Après des siècles d’existence en marge de la société, les peuples indigènes d’Amérique latine intègrent à présent le courant économique et politique de leur pays.Le nombre d’autochtones augmente, et le territoire qu’ils occupent s’étend. Ils deviennent des acteurs à part entière dans l’économie de leur pays, et dans certains cas, dans l’économie internationale. Non seulement leurs langue et culture survivent, mais elles connaissent une renaissance.

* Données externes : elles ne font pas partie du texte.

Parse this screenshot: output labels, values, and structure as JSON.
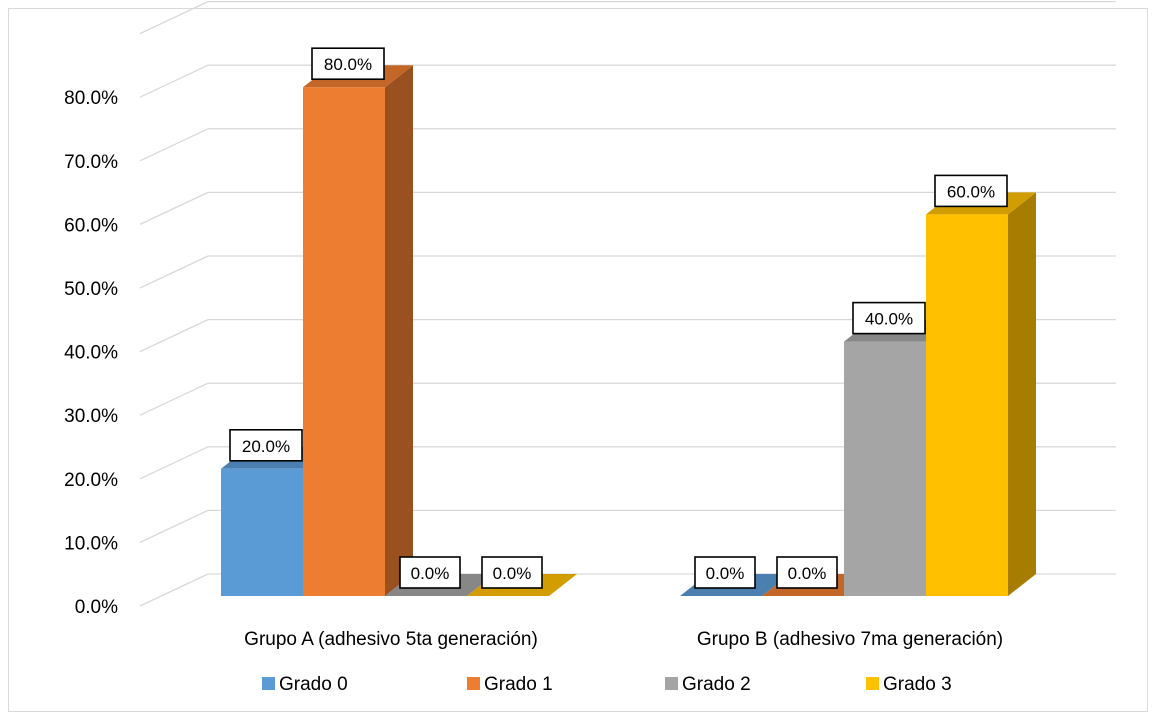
{
  "chart_data": {
    "type": "bar",
    "three_d": true,
    "categories": [
      "Grupo A (adhesivo 5ta generación)",
      "Grupo B (adhesivo 7ma generación)"
    ],
    "series": [
      {
        "name": "Grado 0",
        "values": [
          20.0,
          0.0
        ],
        "labels": [
          "20.0%",
          "0.0%"
        ],
        "color": "#5b9bd5"
      },
      {
        "name": "Grado 1",
        "values": [
          80.0,
          0.0
        ],
        "labels": [
          "80.0%",
          "0.0%"
        ],
        "color": "#ed7d31"
      },
      {
        "name": "Grado 2",
        "values": [
          0.0,
          40.0
        ],
        "labels": [
          "0.0%",
          "40.0%"
        ],
        "color": "#a5a5a5"
      },
      {
        "name": "Grado 3",
        "values": [
          0.0,
          60.0
        ],
        "labels": [
          "0.0%",
          "60.0%"
        ],
        "color": "#ffc000"
      }
    ],
    "y_ticks": [
      "0.0%",
      "10.0%",
      "20.0%",
      "30.0%",
      "40.0%",
      "50.0%",
      "60.0%",
      "70.0%",
      "80.0%"
    ],
    "ylim": [
      0,
      80
    ],
    "grid": true,
    "legend_position": "bottom"
  }
}
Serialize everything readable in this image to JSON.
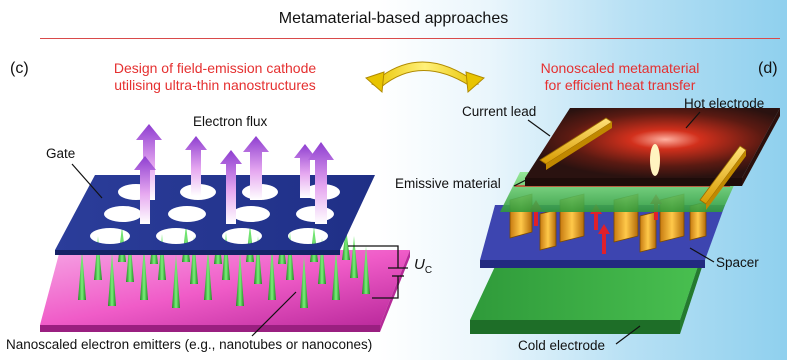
{
  "header": {
    "title": "Metamaterial-based approaches"
  },
  "left_panel": {
    "letter": "(c)",
    "caption_line1": "Design of field-emission cathode",
    "caption_line2": "utilising ultra-thin nanostructures",
    "labels": {
      "electron_flux": "Electron flux",
      "gate": "Gate",
      "voltage_symbol": "U",
      "voltage_subscript": "C",
      "emitters": "Nanoscaled electron emitters (e.g., nanotubes or nanocones)"
    }
  },
  "right_panel": {
    "letter": "(d)",
    "caption_line1": "Nonoscaled metamaterial",
    "caption_line2": "for efficient heat transfer",
    "labels": {
      "current_lead": "Current lead",
      "hot_electrode": "Hot electrode",
      "emissive_material": "Emissive material",
      "spacer": "Spacer",
      "cold_electrode": "Cold electrode"
    }
  },
  "colors": {
    "gate_blue": "#2b3d9a",
    "base_pink": "#f05cc8",
    "emitter_green": "#3cc93c",
    "arrow_purple": "#9a4fd6",
    "caption_red": "#e53030",
    "lead_yellow": "#f2c219",
    "cold_green": "#2f9a3a",
    "hot_dark": "#3a1410"
  }
}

De nombreux pays ont entrepris des réformes constitutionnelles, juridiques et institutionnelles qui remodèlent la relation traditionnelle entre les communautés indigènes et l’Etat. Les constitutions de la Bolivie, de l’Equateur, du Mexique et du Paraguay, par exemple, reconnaissent à présent le caractère multiculturel des Etats et l’existence en leur sein de peuples indigènes en tant qu’entités uniques ayant des droits spécifiques, des cultures ainsi que des langues distinctes. Dans un certain nombre de pays, les autorités habilitent les communautés indigènes à gérer leurs propres affaires ainsi que les ressources naturelles des régions dans lesquelles elles vivent.

Par ailleurs, les organismes nationaux chargés de s’occuper des relations entre le gouvernement et les communautés indigènes ont vu leur statut s’améliorer en Bolivie, en Equateur et au Pérou ; ils ont été transformés en organismes d’aide financière au Guatemala et au Chili, ou bien se sont vu attribuer des fonctions juridiques afin de promouvoir les droits indigènes, comme au Mexique.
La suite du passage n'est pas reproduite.